The nonpartisan political-junkie club was founded during the Reubin Askew administration in 1971. Its officers have included men and women of wit and wisdom like Phil Ashler, Hendrix Chandler, Richard McFarlin, and those fabulous Hinkle women, Lee and, later, Janet. When they took the Tiger Bay microphone, you knew what was about to come out of their mouths would be spirited -- but never mean-spirited.
I happened to catch a replay of the performance on WFSU, as I was driving back from South Florida on Friday. As close as I remember, Birtman was winding up, looking for a "joke" to segue over to reporter Bill Cotterell who would introduce Congressman Southerland.

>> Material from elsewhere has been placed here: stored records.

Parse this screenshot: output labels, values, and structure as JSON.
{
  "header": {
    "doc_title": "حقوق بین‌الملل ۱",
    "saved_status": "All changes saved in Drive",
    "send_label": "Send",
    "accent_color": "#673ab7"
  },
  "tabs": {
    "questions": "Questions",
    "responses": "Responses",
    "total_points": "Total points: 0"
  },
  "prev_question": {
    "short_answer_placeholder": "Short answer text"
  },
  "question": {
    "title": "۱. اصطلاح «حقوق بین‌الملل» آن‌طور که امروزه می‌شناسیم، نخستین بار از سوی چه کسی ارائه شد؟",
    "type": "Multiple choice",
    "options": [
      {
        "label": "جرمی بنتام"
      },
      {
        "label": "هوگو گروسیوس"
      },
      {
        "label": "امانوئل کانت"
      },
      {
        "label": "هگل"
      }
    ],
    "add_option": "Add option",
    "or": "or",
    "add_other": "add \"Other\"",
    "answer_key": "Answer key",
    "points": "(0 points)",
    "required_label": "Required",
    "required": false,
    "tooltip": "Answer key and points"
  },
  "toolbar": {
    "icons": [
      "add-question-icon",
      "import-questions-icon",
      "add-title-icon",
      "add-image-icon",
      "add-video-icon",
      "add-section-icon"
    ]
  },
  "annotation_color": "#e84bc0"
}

He referred to a new Girl About Town (the name of Mack's column in the Democrat), then said something like, "The Hotel Duval has a new drink they've named the Mack Attack."
I heard few people in the background laugh, and no wonder. It wasn't funny. In fact, for a couple of reasons I can think of, it grated like a rusty gate hinge:
If any snark was called for on this subject, it would have been more properly directed at the Tallahassee Democrat, which found it necessary to publish a half-baked “Democrat staff report” about the arrest, together with the young woman’s heartbreaking mugshot. The editor didn't think his own reporter deserved something more than a fact-less report from the police blotter that asked more questions than it answered?
Margaret Leonard, a retired reporter who distinguished herself at The Palm Beach Post and later at the Democrat was the first to post a comment to the story. She made the point before I did. “If a reporter saw [the alleged misdemeanors], the story needs a byline. Otherwise, I assume the information came from the police report, and it should be attributed. The police account should not be reported as fact," Leonard wrote.
The first story, maybe the newspaper is up against a deadline. But there's always the next cycle. Why was there never a follow-up -- a real story? What happened here?
In 1976, when the late legend of journalism, Eugene Patterson -- former editor, chairman and chief executive officer of the St. Petersburg Times -- was charged with DUI, his Times readers didn't have to rely on rumor and speculation about what the facts were. Patterson’s “one phone call” went to his city desk with instructions that they follow “the policy of our paper … merely to tell the truth.”
He told his staff to put the story on the front page. That way he could tell anyone "I put myself on Page 1, so you can't ask me not to put you there."
Patterson's actions on that occasion not only became journalism lore, they set the gold standard for ethics in newsrooms across the country -- honesty, transparency and fair play between a newsroom and a reporter, between a newspaper and its readers.
I expect the ghost of Gene Patterson, observing the Tallahassee Democrat and the Mack "story" aftermath -- is a little restless about now.
Following publication of the mugshot and the un-bylined story, the young reporter, who had occupied a high-profile position on the Democrat’s staff, was disappeared without a word of explanation to readers. Apparently she has not been forgotten by the tasteless, witless "leaders" at 21st century Tiger Bay.